The GoTo Rescue technician crowds in a lot of features very well. It enables multiple sessions to be maintained simultaneously through a tabbed interface and technicians can connect with remote access or remote control with the click of a button.
The console gives a report of system information upon the establishment of a connection and also provides a script launcher and a reboot command. The interface provides a File Management utility that includes a file transfer feature and there is also an option to start recording the session.
The Dameware Remote Everywhere technician console fills the technician’s screen with a view of the remote computer’s desktop. A thin menu bar at the top of the screen gives access to all of the utilities of the system, such as file management, a connection status readout, and a system information report for the remote device. The technician can open a chat window for text and video chat and there is also the option to start a VoIP call.
Operating system compatibility is one area in which the Dameware system pulls ahead of GoTo Rescue.

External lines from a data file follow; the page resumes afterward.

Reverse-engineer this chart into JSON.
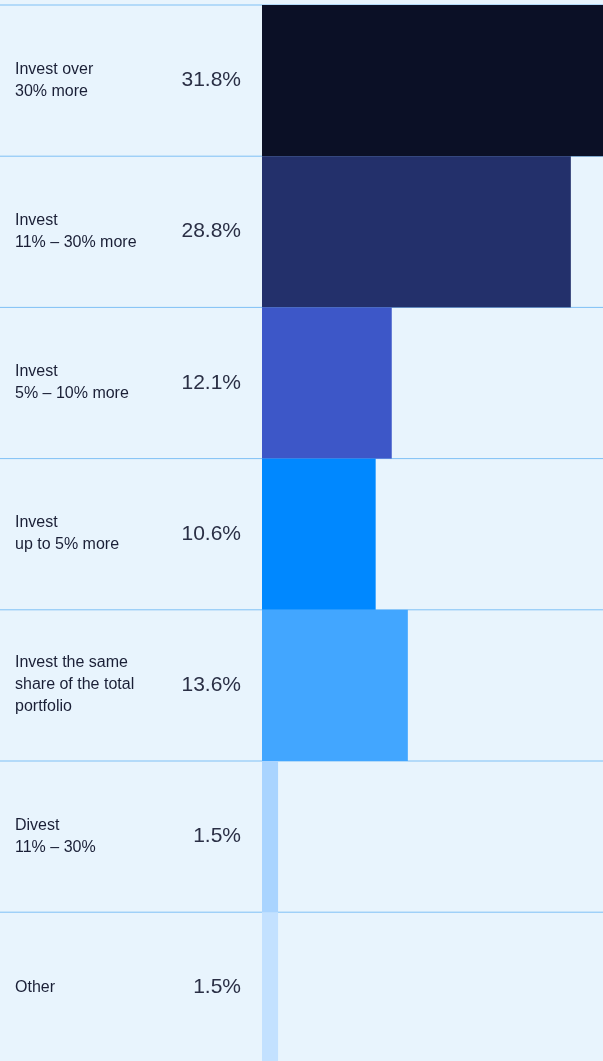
{
  "chart_data": {
    "type": "bar",
    "orientation": "horizontal",
    "categories": [
      "Invest over\n30% more",
      "Invest\n11% – 30% more",
      "Invest\n5% – 10% more",
      "Invest\nup to 5% more",
      "Invest the same\nshare of the total\nportfolio",
      "Divest\n11% – 30%",
      "Other"
    ],
    "values": [
      31.8,
      28.8,
      12.1,
      10.6,
      13.6,
      1.5,
      1.5
    ],
    "value_labels": [
      "31.8%",
      "28.8%",
      "12.1%",
      "10.6%",
      "13.6%",
      "1.5%",
      "1.5%"
    ],
    "colors": [
      "#0b1026",
      "#23306b",
      "#3d57c8",
      "#0088ff",
      "#42a6ff",
      "#a9d4ff",
      "#c3e1ff"
    ],
    "grid": "y"
  }
}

The Dameware Remote Everywhere technician console can be installed on Windows, macOS, and Linux and can get remote access and remote control for the same operating system. The Dameware package includes the ability to get a remote view of the screens of mobile devices.
The technician console of GoTo Rescue is available for Windows and macOS and device agents can only be installed on Windows and macOS. There is a Mobile Device Management module to access iOS and Android for an extra fee.
SolarWinds provides business hour telephone support, email responses, and a ticketing system. There is also a SolarWinds user community called Thwack. SolarWinds also operates a knowledge base for Dameware that includes user guides.
GoTo also has a user community that offers tips and tricks. The support subdomain of the GoTo website starts with a searchable list of FAQs. These guides are also the gateway to contact the support technicians, your choice of FAQs question tells the system which support team your request should be channeled to. Contact with a support technician can be by phone, email, or ticket.
Dameware Remote Everywhere is levied per connected technician and the rate lowers with larger multi-license purchases. You can install the technician console on as many devices as you like and there is no limit to the number of technician accounts that you can set up on the system. The price points refer to the number of technicians that can be in an active session at any one time. The prices are:
|Concurrent Technicians||Endpoints||Price Per License|
|1 to 5||500 per license||$ 540 per user per year|
|6 to 10||500 per license||$ 515 per user per year|
|11 to 15||500 per license||$ 490 per user per year|
|16 to 25||500 per license||$ 465 per user per year|
|26 to 50||500 per license||$ 440 per user per year|
|51 to 100||500 per license||$ 420 per user per year|
|100 +||500 per license||$ 400 per user per year|
Dameware Remote Everywhere is offered on a 14-day free trial.
GoTo Rescue is also available for a 14-day free trial. The package is priced at $1,299 per year, which is $108.25 per month – you have to pay for the service annually. The Mobile Device Management add-on costs $450 per year ($37.50 per month). Those prices are per technician.
Dameware Remote Everywhere vs. GoTo Rescue: the Verdict
The deciding factor in your purchasing decision when choosing between Dameware Remote Everywhere and GoTo Rescue might be the factor that we covered in our last assessment section: price. The Dameware system is a lot cheaper than GoTo and it can support Linux, which isn’t possible with GoTo Rescue, however it is planned for inclusion in Q2 of 2023.
To make your own comparison, take advantage of the 14-day free trial that each of these tools offers.